Capa de novo livro biografia de Vladimir Putin presidente da Rússia

Foto: divulgação Proekt

  • Novo livro escrito por jornalistas investigativos russos exilados nos EUA expõe vida pessoal de Vladimir Putin, conexões com a máfia e estratégias de manipulação da memória nacional da Rússia. 
  • “The Tsar In Propria Persona” revela bastidores da ascensão do ex-agente da KGB, incluindo traições conjugais, escândalos políticos e a criação de uma imagem pública forjada para atender aos seus interesses imperialistas. 
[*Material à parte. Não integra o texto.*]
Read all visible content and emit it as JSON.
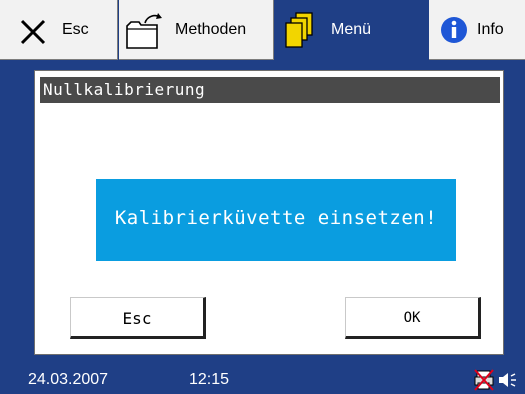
{
  "tabs": [
    {
      "label": "Esc",
      "icon": "close-x-icon"
    },
    {
      "label": "Methoden",
      "icon": "folder-arrow-icon"
    },
    {
      "label": "Menü",
      "icon": "stacked-pages-icon",
      "active": true
    },
    {
      "label": "Info",
      "icon": "info-circle-icon"
    }
  ],
  "dialog": {
    "title": "Nullkalibrierung",
    "message": "Kalibrierküvette einsetzen!",
    "esc_label": "Esc",
    "ok_label": "OK"
  },
  "status": {
    "date": "24.03.2007",
    "time": "12:15",
    "icons": [
      "printer-crossed-icon",
      "speaker-icon"
    ]
  },
  "colors": {
    "frame": "#1f3f86",
    "message_bg": "#0a9de0",
    "title_bg": "#4a4a4a",
    "info_icon": "#1f57d6",
    "menu_icon": "#f2d500",
    "crossed_icon": "#e0001a"
  }
}
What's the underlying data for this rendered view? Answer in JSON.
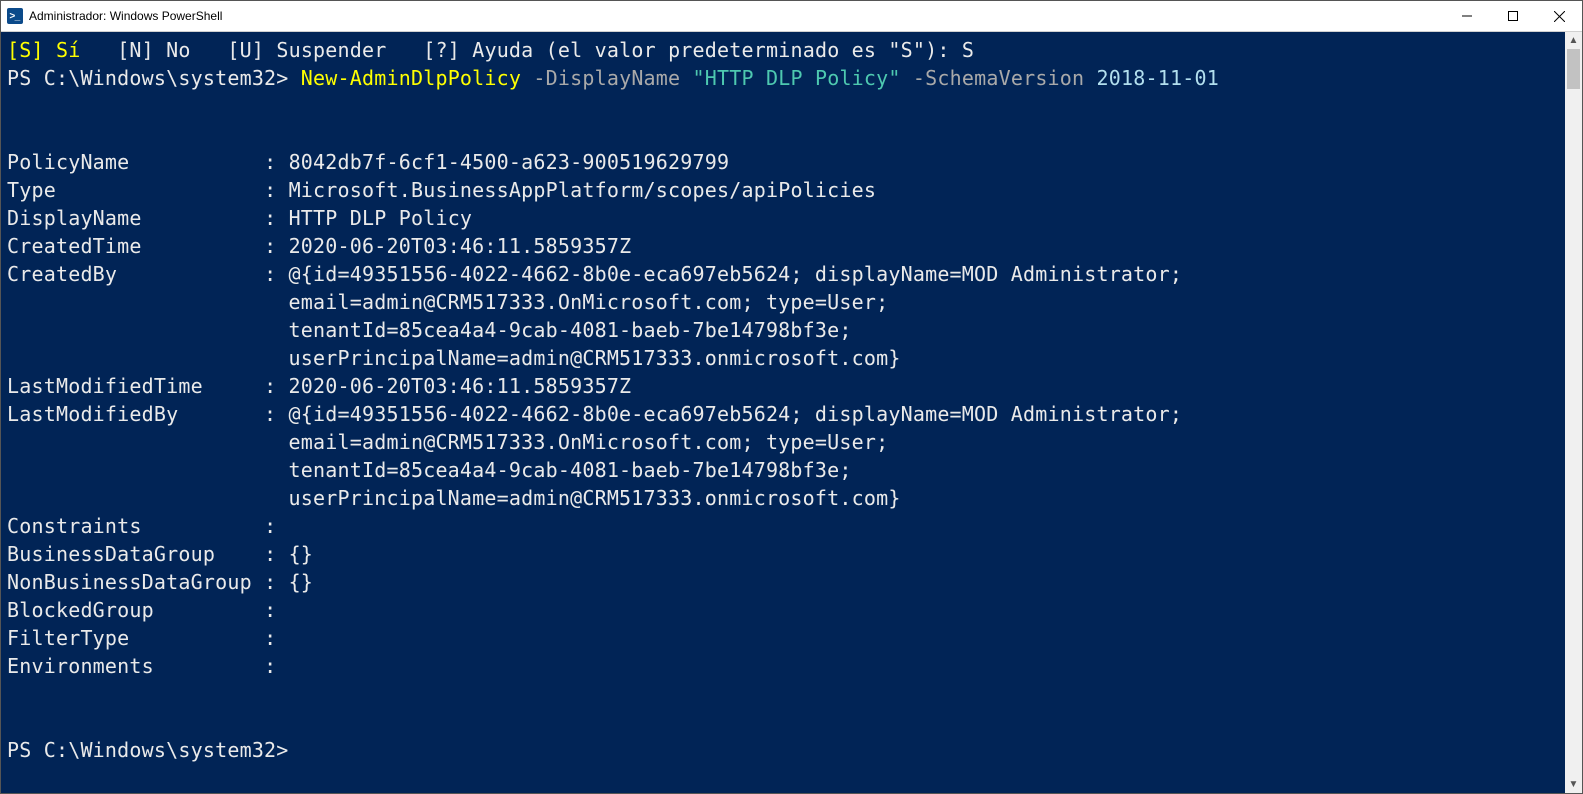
{
  "window": {
    "title": "Administrador: Windows PowerShell",
    "icon_label": ">_"
  },
  "confirm_line": {
    "s": "[S] Sí",
    "n": "[N] No",
    "u": "[U] Suspender",
    "q": "[?] Ayuda (el valor predeterminado es \"S\"):",
    "answer": "S"
  },
  "prompt": {
    "path": "PS C:\\Windows\\system32>",
    "cmd": "New-AdminDlpPolicy",
    "param1": "-DisplayName",
    "string": "\"HTTP DLP Policy\"",
    "param2": "-SchemaVersion",
    "value2": "2018-11-01"
  },
  "output": {
    "PolicyName": "8042db7f-6cf1-4500-a623-900519629799",
    "Type": "Microsoft.BusinessAppPlatform/scopes/apiPolicies",
    "DisplayName": "HTTP DLP Policy",
    "CreatedTime": "2020-06-20T03:46:11.5859357Z",
    "CreatedBy_l1": "@{id=49351556-4022-4662-8b0e-eca697eb5624; displayName=MOD Administrator;",
    "CreatedBy_l2": "email=admin@CRM517333.OnMicrosoft.com; type=User;",
    "CreatedBy_l3": "tenantId=85cea4a4-9cab-4081-baeb-7be14798bf3e;",
    "CreatedBy_l4": "userPrincipalName=admin@CRM517333.onmicrosoft.com}",
    "LastModifiedTime": "2020-06-20T03:46:11.5859357Z",
    "LastModBy_l1": "@{id=49351556-4022-4662-8b0e-eca697eb5624; displayName=MOD Administrator;",
    "LastModBy_l2": "email=admin@CRM517333.OnMicrosoft.com; type=User;",
    "LastModBy_l3": "tenantId=85cea4a4-9cab-4081-baeb-7be14798bf3e;",
    "LastModBy_l4": "userPrincipalName=admin@CRM517333.onmicrosoft.com}",
    "Constraints": "",
    "BusinessDataGroup": "{}",
    "NonBusinessDataGroup": "{}",
    "BlockedGroup": "",
    "FilterType": "",
    "Environments": ""
  },
  "labels": {
    "PolicyName": "PolicyName",
    "Type": "Type",
    "DisplayName": "DisplayName",
    "CreatedTime": "CreatedTime",
    "CreatedBy": "CreatedBy",
    "LastModifiedTime": "LastModifiedTime",
    "LastModifiedBy": "LastModifiedBy",
    "Constraints": "Constraints",
    "BusinessDataGroup": "BusinessDataGroup",
    "NonBusinessDataGroup": "NonBusinessDataGroup",
    "BlockedGroup": "BlockedGroup",
    "FilterType": "FilterType",
    "Environments": "Environments"
  },
  "final_prompt": "PS C:\\Windows\\system32>"
}
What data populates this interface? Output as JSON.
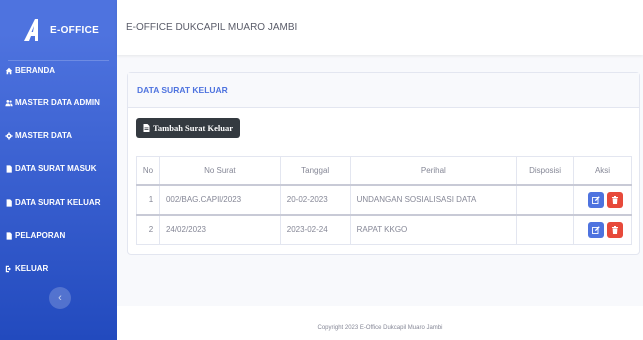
{
  "sidebar": {
    "brand": "E-OFFICE",
    "items": [
      {
        "label": "BERANDA",
        "icon": "home-icon"
      },
      {
        "label": "MASTER DATA ADMIN",
        "icon": "users-icon"
      },
      {
        "label": "MASTER DATA",
        "icon": "gear-icon"
      },
      {
        "label": "DATA SURAT MASUK",
        "icon": "file-icon"
      },
      {
        "label": "DATA SURAT KELUAR",
        "icon": "file-icon"
      },
      {
        "label": "PELAPORAN",
        "icon": "file-icon"
      },
      {
        "label": "KELUAR",
        "icon": "logout-icon"
      }
    ],
    "toggle_icon": "chevron-left-icon"
  },
  "topbar": {
    "title": "E-OFFICE DUKCAPIL MUARO JAMBI"
  },
  "card": {
    "title": "DATA SURAT KELUAR",
    "add_button": "Tambah Surat Keluar",
    "table": {
      "headers": [
        "No",
        "No Surat",
        "Tanggal",
        "Perihal",
        "Disposisi",
        "Aksi"
      ],
      "rows": [
        [
          "1",
          "002/BAG.CAPIl/2023",
          "20-02-2023",
          "UNDANGAN SOSIALISASI DATA",
          ""
        ],
        [
          "2",
          "24/02/2023",
          "2023-02-24",
          "RAPAT KKGO",
          ""
        ]
      ]
    }
  },
  "footer": {
    "copyright": "Copyright 2023 E-Office Dukcapil Muaro Jambi"
  },
  "colors": {
    "primary": "#4e73df",
    "danger": "#e74a3b",
    "dark": "#343a40"
  }
}
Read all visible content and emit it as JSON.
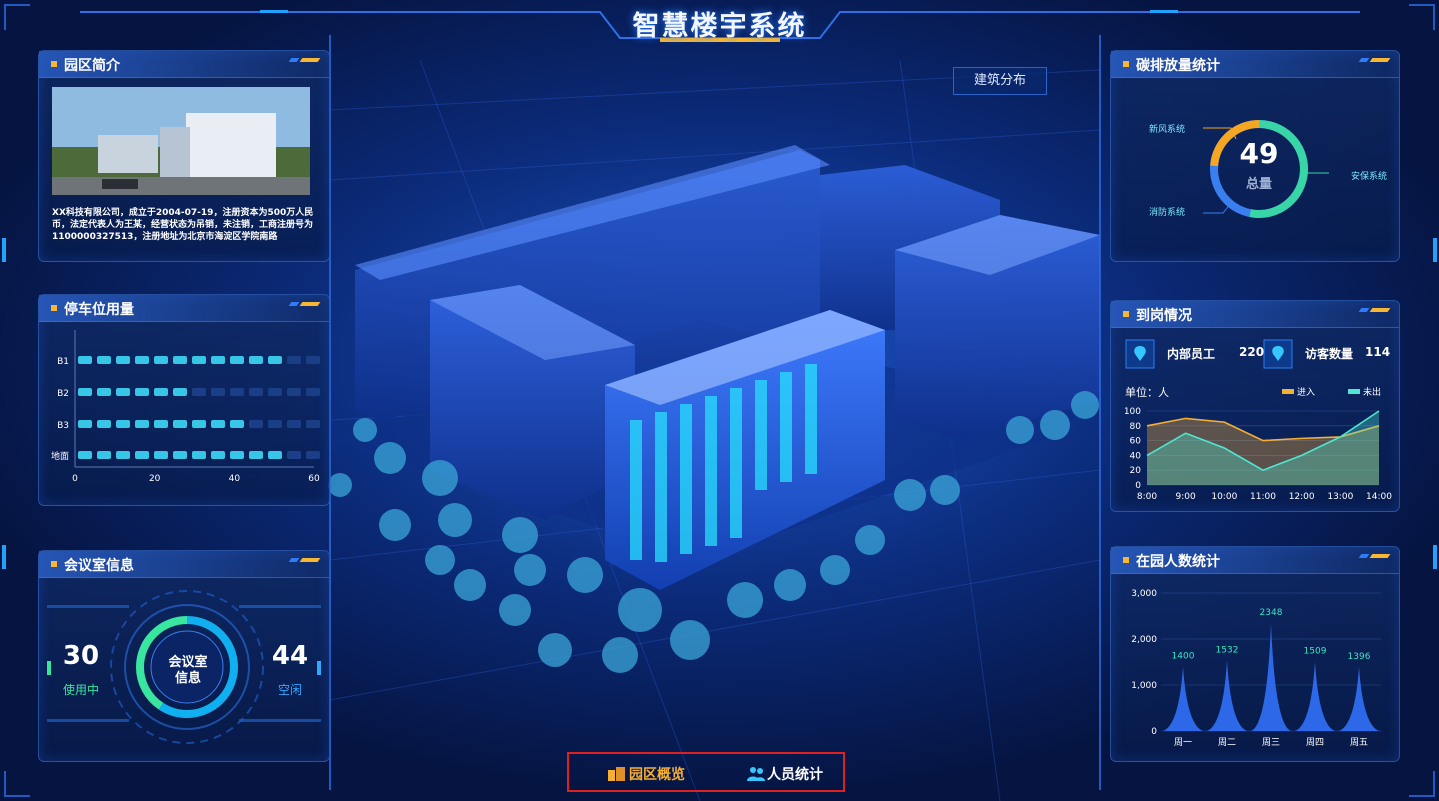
{
  "app_title": "智慧楼宇系统",
  "building_button": "建筑分布",
  "park_intro": {
    "title": "园区简介",
    "text": "XX科技有限公司，成立于2004-07-19，注册资本为500万人民币，法定代表人为王某，经营状态为吊销，未注销，工商注册号为1100000327513，注册地址为北京市海淀区学院南路"
  },
  "parking": {
    "title": "停车位用量",
    "levels": [
      "B1",
      "B2",
      "B3",
      "地面"
    ],
    "used": [
      11,
      6,
      9,
      11
    ],
    "x_ticks": [
      "0",
      "20",
      "40",
      "60"
    ]
  },
  "meeting": {
    "title": "会议室信息",
    "center_line1": "会议室",
    "center_line2": "信息",
    "in_use_value": "30",
    "in_use_label": "使用中",
    "idle_value": "44",
    "idle_label": "空闲"
  },
  "carbon": {
    "title": "碳排放量统计",
    "total": "49",
    "total_label": "总量",
    "labels": [
      "新风系统",
      "安保系统",
      "消防系统"
    ],
    "colors": [
      "#f5a623",
      "#38d6a6",
      "#3a7ff0"
    ]
  },
  "attendance": {
    "title": "到岗情况",
    "staff_label": "内部员工",
    "staff_value": "220",
    "visitor_label": "访客数量",
    "visitor_value": "114",
    "unit": "单位：人",
    "legend_in": "进入",
    "legend_out": "未出"
  },
  "people": {
    "title": "在园人数统计"
  },
  "nav": {
    "overview": "园区概览",
    "people": "人员统计"
  },
  "chart_data": [
    {
      "type": "area",
      "x": [
        "8:00",
        "9:00",
        "10:00",
        "11:00",
        "12:00",
        "13:00",
        "14:00"
      ],
      "series": [
        {
          "name": "进入",
          "values": [
            80,
            90,
            85,
            60,
            63,
            65,
            80
          ]
        },
        {
          "name": "未出",
          "values": [
            40,
            70,
            50,
            20,
            40,
            65,
            100
          ]
        }
      ],
      "ylim": [
        0,
        100
      ],
      "y_ticks": [
        "0",
        "20",
        "40",
        "60",
        "80",
        "100"
      ]
    },
    {
      "type": "area",
      "categories": [
        "周一",
        "周二",
        "周三",
        "周四",
        "周五"
      ],
      "values": [
        1400,
        1532,
        2348,
        1509,
        1396
      ],
      "ylim": [
        0,
        3000
      ],
      "y_ticks": [
        "0",
        "1,000",
        "2,000",
        "3,000"
      ]
    }
  ]
}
Detalhes até hoje ocultos da vida privada do presidente russo Vladimir Putin foram expostos no novo livro “The Tsar In Propria Persona”, mostrando como seu círculo íntimo, seu passado envolvendo relacionamento próximo com criminosos e sua atuação nos bastidores, que moldaram o regime que controla a Rússia  e que segue há mais de três anos em guerra com a Ucrânia. 

Novo livro sobre Putin revela bastidores ignorados pela narrativa oficial

A obra, publicada no dia 30 de julho em forma impressa e por enquanto apenas em russo, é assinada pelos jornalistas investigativos Roman Badanin e Mikhail Rubin. 

Jornalistas russos Roman Badanin e Mikhail Rubin, autores de novo livro sobre Vladimir Putin,
Roman Badanin e Mikhail Rubin (foto: divulgação Proekt)

Eles são os fundadores do Proekt — um dos raros veículos independentes que resistiram à repressão contra o jornalismo na Rússia que conseguiu exterminar até o jornal de Dmitry Muratov, detentor do Prêmio Nobel da Paz de 2021.

Criado em 2018, o Proekt é conhecido por investigar os bastidores do poder russo e atua agora a partir do exílio, integrando a rede global ICIJ (Consórcio Internacional de Jornalistas Investigativos).

O título do livro, The Tsar In Propria Persona, usa uma expressão em latim jurídico que significa “o czar em pessoa” ou “o czar por conta própria”.

É uma referência à forma como Vladimir Putin governa a Rússia: não como um líder institucional sujeito a regras, mas como uma figura central e absoluta, à moda dos antigos czares — alguém que encarna o próprio Estado, sem intermediários.

Já o subtítulo, destacado na capa, deixa claro o tom da investigação conduzida pelos autores: “Como Vladimir Putin enganou todos nós”.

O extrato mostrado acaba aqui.